Almost two thirds (63%) of European commercial real estate asset management firms are investing the equivalent of 7-10% of the value of their assets under management in due diligence to help them understand the ESG performance of their commercial property portfolios as they strive to meet net zero targets, while benefiting from the enhanced value of ‘green’ buildings.
This is according to new research by data intelligence firm, Deepki, which surveyed 250 European commercial real estate asset managers in the UK, Germany, France, Spain and Italy. The majority (70%) of respondents work for an institution with over €500 mln.
The significant investment being made in understanding how assets are performing is also reflected by the majority (78%) of asset management professionals who believe their organisation is investing enough to improve ESG performance. However, 18% did not think this was the case.
One fifth (21%) felt that their organisation lacked the internal expertise to assess their assets’ ESG performance and develop a net zero strategy.

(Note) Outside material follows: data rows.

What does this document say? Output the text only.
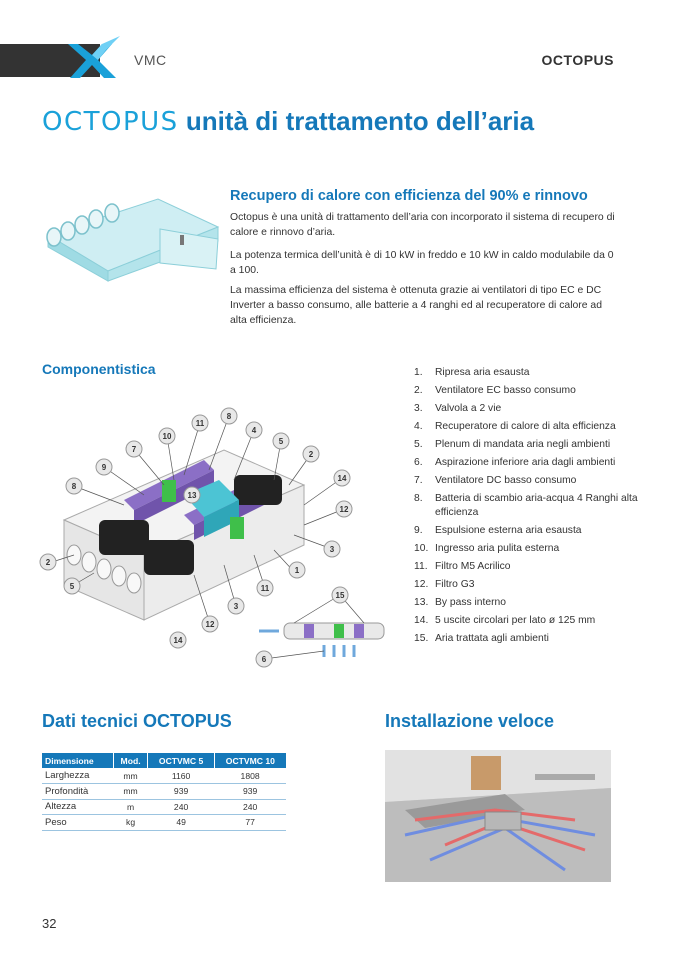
VMC	OCTOPUS
OCTOPUS unità di trattamento dell’aria
Recupero di calore con efficienza del 90% e rinnovo

Octopus è una unità di trattamento dell’aria con incorporato il sistema di recupero di calore e rinnovo d’aria.

La potenza termica dell’unità è di 10 kW in freddo e 10 kW in caldo modulabile da 0 a 100.

La massima efficienza del sistema è ottenuta grazie ai ventilatori di tipo EC e DC Inverter a basso consumo, alle batterie a 4 ranghi ed al recuperatore di calore ad alta efficienza.

Componentistica
1
2
2
3
3
4
5
5
6
7
8
8
9
10
11
11
12
12
13
14
14
15
1.	Ripresa aria esausta
2.	Ventilatore EC basso consumo
3.	Valvola a 2 vie
4.	Recuperatore di calore di alta efficienza
5.	Plenum di mandata aria negli ambienti
6.	Aspirazione inferiore aria dagli ambienti
7.	Ventilatore DC basso consumo
8.	Batteria di scambio aria-acqua 4 Ranghi alta efficienza
9.	Espulsione esterna aria esausta
10. Ingresso aria pulita esterna
11. Filtro M5 Acrilico
12. Filtro G3
13. By pass interno
14. 5 uscite circolari per lato ø 125 mm
15. Aria trattata agli ambienti
Dati tecnici OCTOPUS
Dimensione	Mod.	OCTVMC 5	OCTVMC 10
Larghezza	mm	1160	1808
Profondità	mm	939	939
Altezza	m	240	240
Peso	kg	49	77
Installazione veloce
32
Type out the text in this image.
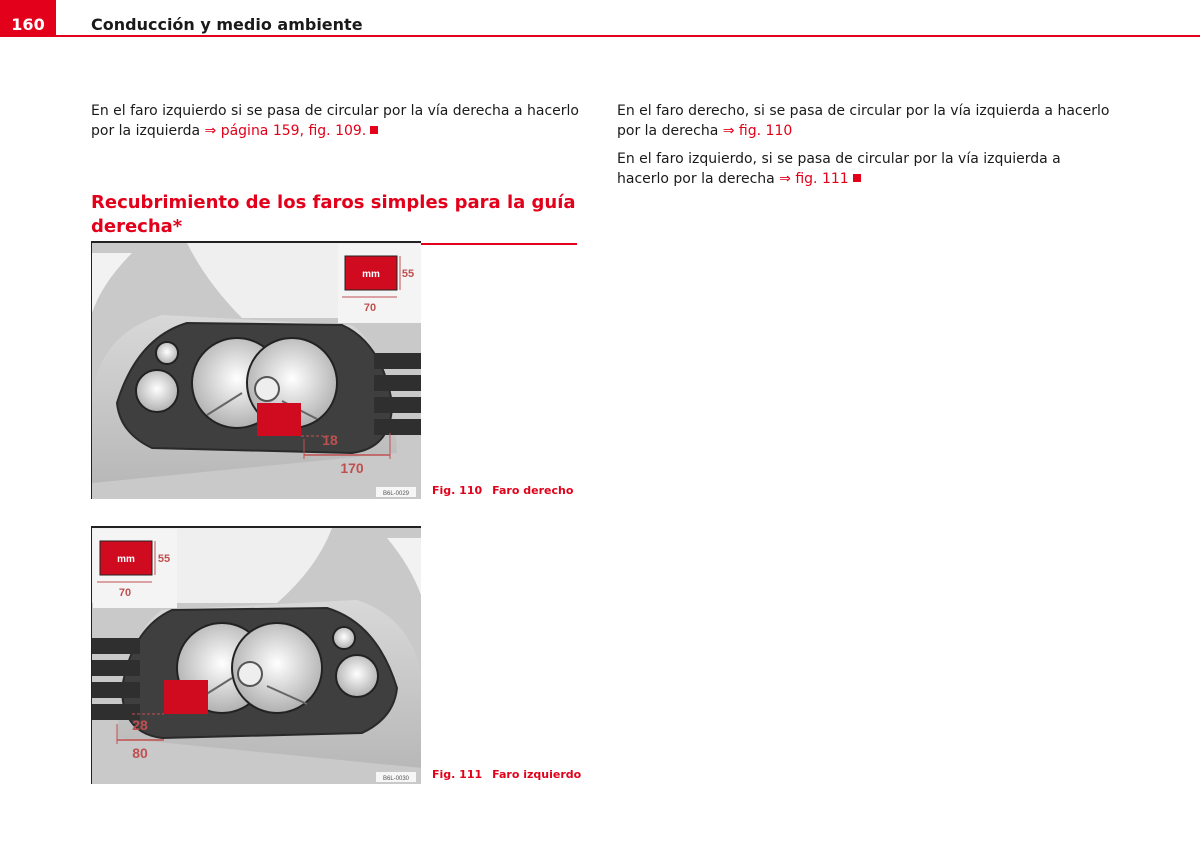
160	Conducción y medio ambiente
En el faro izquierdo si se pasa de circular por la vía derecha a hacerlo por la izquierda ⇒ página 159, fig. 109.
Recubrimiento de los faros simples para la guía derecha*
mm 55
70
18
170
B6L-0029 Fig. 110 Faro derecho
mm 55
70
28
80
B6L-0030 Fig. 111 Faro izquierdo
En el faro derecho, si se pasa de circular por la vía izquierda a hacerlo por la derecha ⇒ fig. 110
En el faro izquierdo, si se pasa de circular por la vía izquierda a hacerlo por la derecha ⇒ fig. 111
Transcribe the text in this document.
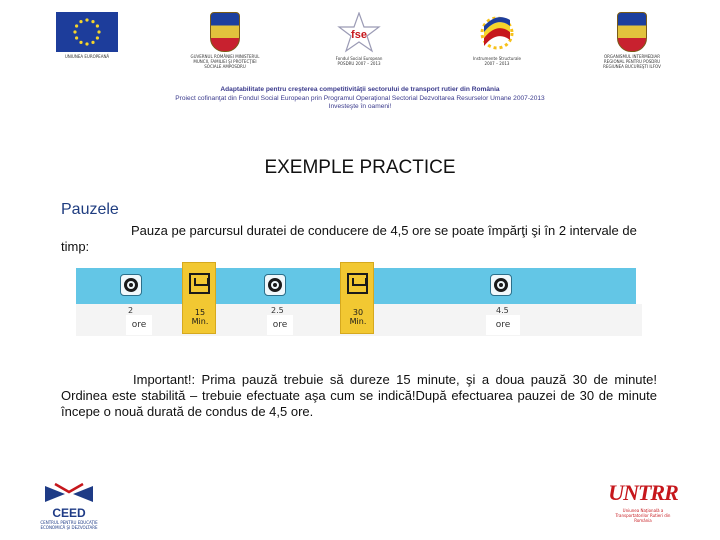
UNIUNEA EUROPEANĂ	GUVERNUL ROMÂNIEI MINISTERUL MUNCII, FAMILIEI ŞI PROTECŢIEI SOCIALE AMPOSDRU
fse
Fondul Social European POSDRU 2007 – 2013
Instrumente Structurale 2007 – 2013
ORGANISMUL INTERMEDIAR REGIONAL PENTRU POSDRU REGIUNEA BUCUREŞTI ILFOV
Adaptabilitate pentru creşterea competitivităţii sectorului de transport rutier din România
Proiect cofinanţat din Fondul Social European prin Programul Operaţional Sectorial Dezvoltarea Resurselor Umane 2007-2013
Investeşte în oameni!
EXEMPLE PRACTICE
Pauzele
Pauza pe parcursul duratei de conducere de 4,5 ore se poate împărţi şi în 2 intervale de timp:
2
ore
15
Min.
2.5
ore
30
Min.
4.5
ore
Important!: Prima pauză trebuie să dureze 15 minute, şi a doua pauză 30 de minute! Ordinea este stabilită – trebuie efectuate aşa cum se indică!După efectuarea pauzei de 30 de minute începe o nouă durată de condus de 4,5 ore.
CEED
CENTRUL PENTRU EDUCAŢIE ECONOMICĂ ŞI DEZVOLTARE
UNTRR
Uniunea Naţională a Transportatorilor Rutieri din România
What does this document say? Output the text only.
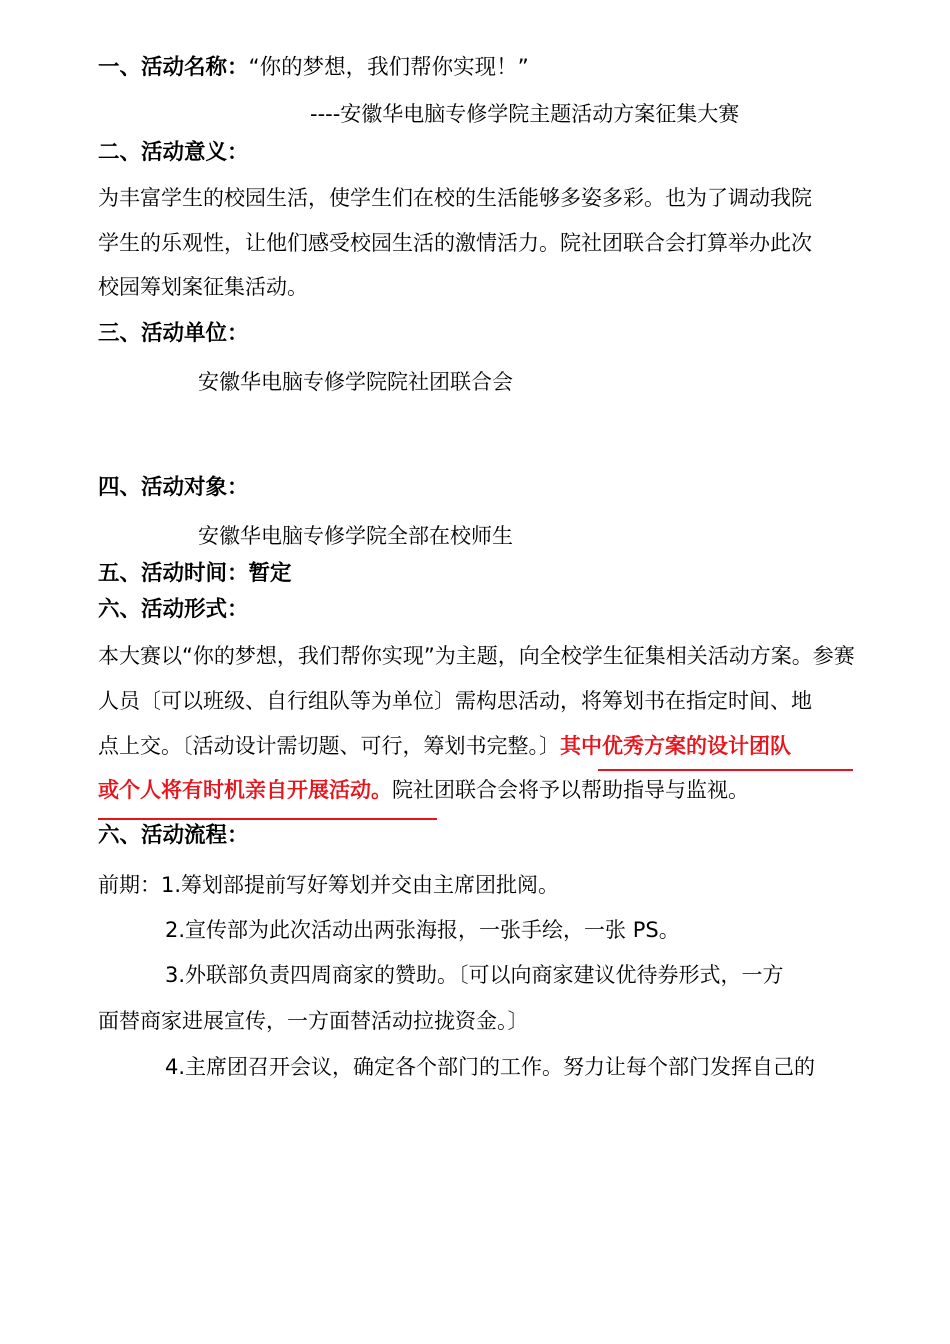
一、活动名称：“你的梦想，我们帮你实现！”
----安徽华电脑专修学院主题活动方案征集大赛
二、活动意义：
为丰富学生的校园生活，使学生们在校的生活能够多姿多彩。也为了调动我院
学生的乐观性，让他们感受校园生活的激情活力。院社团联合会打算举办此次
校园筹划案征集活动。
三、活动单位：
安徽华电脑专修学院院社团联合会
四、活动对象：
安徽华电脑专修学院全部在校师生
五、活动时间：暂定
六、活动形式：
本大赛以“你的梦想，我们帮你实现”为主题，向全校学生征集相关活动方案。参赛
人员〔可以班级、自行组队等为单位〕需构思活动，将筹划书在指定时间、地
点上交。〔活动设计需切题、可行，筹划书完整。〕其中优秀方案的设计团队
或个人将有时机亲自开展活动。院社团联合会将予以帮助指导与监视。
六、活动流程：
前期：1.筹划部提前写好筹划并交由主席团批阅。
2.宣传部为此次活动出两张海报，一张手绘，一张 PS。
3.外联部负责四周商家的赞助。〔可以向商家建议优待券形式，一方
面替商家进展宣传，一方面替活动拉拢资金。〕
4.主席团召开会议，确定各个部门的工作。努力让每个部门发挥自己的
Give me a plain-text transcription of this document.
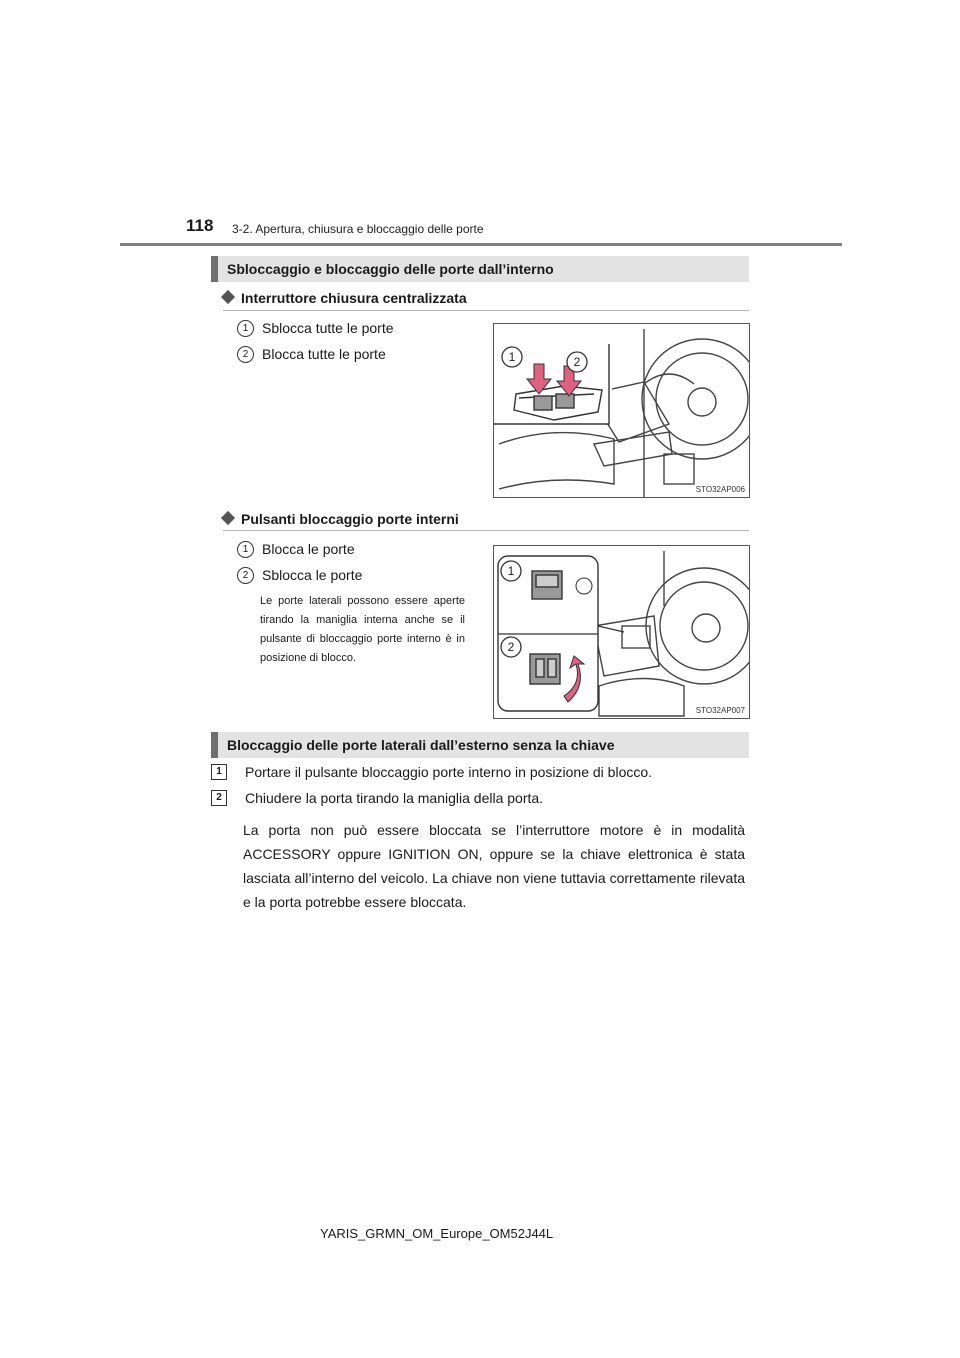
118 3-2. Apertura, chiusura e bloccaggio delle porte
Sbloccaggio e bloccaggio delle porte dall’interno
Interruttore chiusura centralizzata
1 Sblocca tutte le porte
2 Blocca tutte le porte	1	2
STO32AP006
Pulsanti bloccaggio porte interni
1 Blocca le porte
2 Sblocca le porte
Le porte laterali possono essere aperte tirando la maniglia interna anche se il pulsante di bloccaggio porte interno è in posizione di blocco.
1
2
STO32AP007
Bloccaggio delle porte laterali dall’esterno senza la chiave
1 Portare il pulsante bloccaggio porte interno in posizione di blocco.
2 Chiudere la porta tirando la maniglia della porta.
La porta non può essere bloccata se l’interruttore motore è in modalità ACCESSORY oppure IGNITION ON, oppure se la chiave elettronica è stata lasciata all’interno del veicolo. La chiave non viene tuttavia correttamente rilevata e la porta potrebbe essere bloccata.
YARIS_GRMN_OM_Europe_OM52J44L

This is despite widespread recognition of the importance of a comprehensive ESG strategy, with the majority (80%) saying that a comprehensive ESG strategy is important when it comes to managing financial risk in their organisations.
Among other findings, Deepki said 77% were training employees to improve their ESG expertise; 75% were working with specialist ESG consultancies; 38% were making ESG a board level and investment committee priority; and 30% were recruiting ESG data analysts.
Vincent Bryant, CEO and co-founder of Deepki, said: ‘It is clear that asset managers are taking ESG extremely seriously and are prepared to make significant investments to get on a path to net zero and manage financial risk. However, it is a complex task and requires significant expertise, particularly when it comes to due diligence and collecting the right data.